5th anniversary of 9/11
=) Yes, another Tuesday. I wonder if Tuesday and Friday are really my blogging days. There are a couple of people I still owe email too, sorry! I suck, I know! But I will definitely get the emails done this weekend.
Yesterday was the 5th anniversary of 9/11. Can’t believe it has been already 5 years. Is it me or anyone is tire of this? I mean I’m saddened that this has happen and that 3,000+ people died, but I truly think it’s time to move on. Of course, as American we will not forget. But really- Is it necessary to play the images over and over on TV? What will that do? More ratings and $$? More hatred among us? Have anyone even consider how painful it is for the victim’s families and friends to watch this over and over, year after year? <-- Re-living that horrifying moment. Everyone keeps focusing on is 9/11. How about people who gave their lives in war? All I’m trying to say, it’s ok to mourn about it in silent, but all that media coverage is just too much. I guess, I just have to pop in a video or tun of the TV.
Anyways, I have a little post in mind but right now I don’t have the energy to type it out-maybe Friday I guess. I just got off work and I guess I’m just to tire to do so. I better get some sleep, before my panda eyes appear again!
Should this video be released to news media ?
Hey people. Well, I don’t know about you, but I'm in a surprisingly good mood today. This makes 3 days in a row that I haven’t just sat around grousing and complaining. Despite the fact that, it's only 5:15 am in the morning, here in San Francisco. Some things that have been holding me up for over a week , (eg. The TV and Video card not connecting.), just worked out w/ Johnny’s help. Beside its Friday morning! Pssst… I don’t work Friday, so it’s basically the weekend for me. Yay!
I often complain that I’m not organized. Yes, I know that needs to stop, and instead I just need to work on improving that weakness. I need to find that balance in my life, because I know it is what will bring me some peace. I haven’t been watching the news these past few months, so I’m sowee to say that I don’t know much that is going on in the Bay Area. If you know me, I’m the type that always watches the news- at least 3-4 x a week. However, I just find it so depressing. They always repeat the same things over and over and things that aren’t important. (Propaganda, I guess.) However I should start checking out the local news’ website beside MSN.

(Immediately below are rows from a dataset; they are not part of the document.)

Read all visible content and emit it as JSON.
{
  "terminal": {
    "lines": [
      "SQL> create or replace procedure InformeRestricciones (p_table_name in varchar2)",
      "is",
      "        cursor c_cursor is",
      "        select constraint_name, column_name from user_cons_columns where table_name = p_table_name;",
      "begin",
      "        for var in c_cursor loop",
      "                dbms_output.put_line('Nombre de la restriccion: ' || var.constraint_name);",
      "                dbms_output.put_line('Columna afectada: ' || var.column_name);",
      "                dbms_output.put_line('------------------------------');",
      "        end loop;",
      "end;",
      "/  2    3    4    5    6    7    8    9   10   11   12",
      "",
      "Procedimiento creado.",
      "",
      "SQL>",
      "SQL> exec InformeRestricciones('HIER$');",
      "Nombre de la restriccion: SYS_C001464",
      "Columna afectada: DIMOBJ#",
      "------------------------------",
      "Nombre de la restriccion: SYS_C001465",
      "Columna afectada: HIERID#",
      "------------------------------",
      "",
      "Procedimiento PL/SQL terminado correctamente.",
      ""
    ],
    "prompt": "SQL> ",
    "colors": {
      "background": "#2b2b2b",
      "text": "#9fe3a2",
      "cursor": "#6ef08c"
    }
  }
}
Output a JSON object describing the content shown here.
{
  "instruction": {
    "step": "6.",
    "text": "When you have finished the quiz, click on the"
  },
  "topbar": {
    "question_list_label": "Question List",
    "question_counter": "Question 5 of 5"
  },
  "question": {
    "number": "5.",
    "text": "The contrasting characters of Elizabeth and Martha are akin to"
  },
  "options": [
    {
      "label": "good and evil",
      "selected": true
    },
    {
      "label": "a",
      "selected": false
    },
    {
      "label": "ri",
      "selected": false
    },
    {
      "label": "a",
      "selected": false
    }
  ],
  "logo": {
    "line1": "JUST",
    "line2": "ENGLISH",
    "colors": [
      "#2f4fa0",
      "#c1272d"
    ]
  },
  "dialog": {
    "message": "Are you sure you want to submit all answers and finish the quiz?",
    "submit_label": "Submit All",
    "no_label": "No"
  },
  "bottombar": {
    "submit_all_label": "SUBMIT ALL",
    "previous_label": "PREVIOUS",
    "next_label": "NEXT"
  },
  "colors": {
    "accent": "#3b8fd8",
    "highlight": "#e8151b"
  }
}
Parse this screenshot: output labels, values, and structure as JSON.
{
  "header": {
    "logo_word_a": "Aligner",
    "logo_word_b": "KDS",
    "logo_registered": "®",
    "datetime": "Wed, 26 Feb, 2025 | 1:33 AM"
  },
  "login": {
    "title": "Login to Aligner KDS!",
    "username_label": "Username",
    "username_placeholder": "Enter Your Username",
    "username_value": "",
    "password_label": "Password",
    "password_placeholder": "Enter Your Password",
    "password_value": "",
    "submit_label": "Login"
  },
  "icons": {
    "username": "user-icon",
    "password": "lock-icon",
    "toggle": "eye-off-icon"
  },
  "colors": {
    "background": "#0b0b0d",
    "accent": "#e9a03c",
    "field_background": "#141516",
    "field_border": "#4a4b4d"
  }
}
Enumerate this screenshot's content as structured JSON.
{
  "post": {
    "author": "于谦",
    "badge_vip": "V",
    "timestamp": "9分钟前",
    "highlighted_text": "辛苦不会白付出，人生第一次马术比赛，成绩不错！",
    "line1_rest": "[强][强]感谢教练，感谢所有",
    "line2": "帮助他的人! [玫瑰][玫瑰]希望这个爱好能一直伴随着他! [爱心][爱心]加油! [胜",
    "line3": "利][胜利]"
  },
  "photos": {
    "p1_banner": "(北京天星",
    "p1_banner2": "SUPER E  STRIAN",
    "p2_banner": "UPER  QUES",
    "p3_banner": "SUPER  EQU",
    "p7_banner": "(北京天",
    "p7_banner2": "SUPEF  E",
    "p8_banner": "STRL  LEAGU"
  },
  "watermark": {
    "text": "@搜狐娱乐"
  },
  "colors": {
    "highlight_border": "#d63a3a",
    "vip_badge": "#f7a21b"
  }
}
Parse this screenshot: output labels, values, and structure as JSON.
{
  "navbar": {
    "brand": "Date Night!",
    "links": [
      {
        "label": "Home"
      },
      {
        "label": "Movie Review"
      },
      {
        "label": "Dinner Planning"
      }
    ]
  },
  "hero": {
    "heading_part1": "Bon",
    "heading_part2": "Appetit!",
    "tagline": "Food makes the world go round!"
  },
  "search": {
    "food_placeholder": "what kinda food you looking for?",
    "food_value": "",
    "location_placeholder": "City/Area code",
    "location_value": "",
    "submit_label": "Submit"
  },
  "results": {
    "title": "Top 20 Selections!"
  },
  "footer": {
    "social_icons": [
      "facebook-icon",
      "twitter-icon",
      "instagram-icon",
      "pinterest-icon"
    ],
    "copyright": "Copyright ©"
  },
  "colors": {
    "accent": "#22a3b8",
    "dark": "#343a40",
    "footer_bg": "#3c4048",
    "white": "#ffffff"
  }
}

Anyways, I guess you guys probably heard that Crocodile Hunter Steve Irwin killed by stingray; while shooting a video segment of film on stingrays, ironically called “Ocean’s Deadliest” . =( How sad. I just felt bad for his family. Now here’s the problem: Should this video be released to news media and if so what purpose it release would serve? Beside that it’s really the Ocean’s Deadliest. Ok. I’m playing the devil advocate right now, but who in the right mind would go wrestle a crocodile or like the guy in Alaska (aka the Grizzly man) who was killed or managed to get himself and his girlfriend eaten by the bears. Honestly, there’s a side of me that wants to see the video due to the curiosity of death, we always see it in video but never in reality, at least not for me. However, the other side of me doesn’t think I would be able to handle watching it. It’s just too sad and who knows if this would be give me nightmares. Anyhow, you know this video is going to leak out anytime soon.
The damage is already done.
Seem like everyone is getting a haircut on Labor Day. I finally drove all the way to Milpitas this morning to get my hair cut and they say I have to wait an hour or so, maybe longer. So I decided to do it next time, maybe somewhere closer.
When I got home, mom and I were talking, and then it somehow escalated into an argument. Mom has a way of pushing people’s button- not on purpose, but she does. All I remember saying was that there’s no point of asking what I feel when she and my dad always decided what to do before hand and then they’ll ask you what you think. What is the point of evening asking? Either way you have already decided what to do. Anyways, somehow I blurred out, “What the points of getting marry, when I know it’s going to end up in a divorce?” Oh my, I didn’t mean it like that. Well, I did mean it, but didn’t want to admit that to my mom. Oh well, what can I do now, the damage is already done. I guess, this labor day sucks!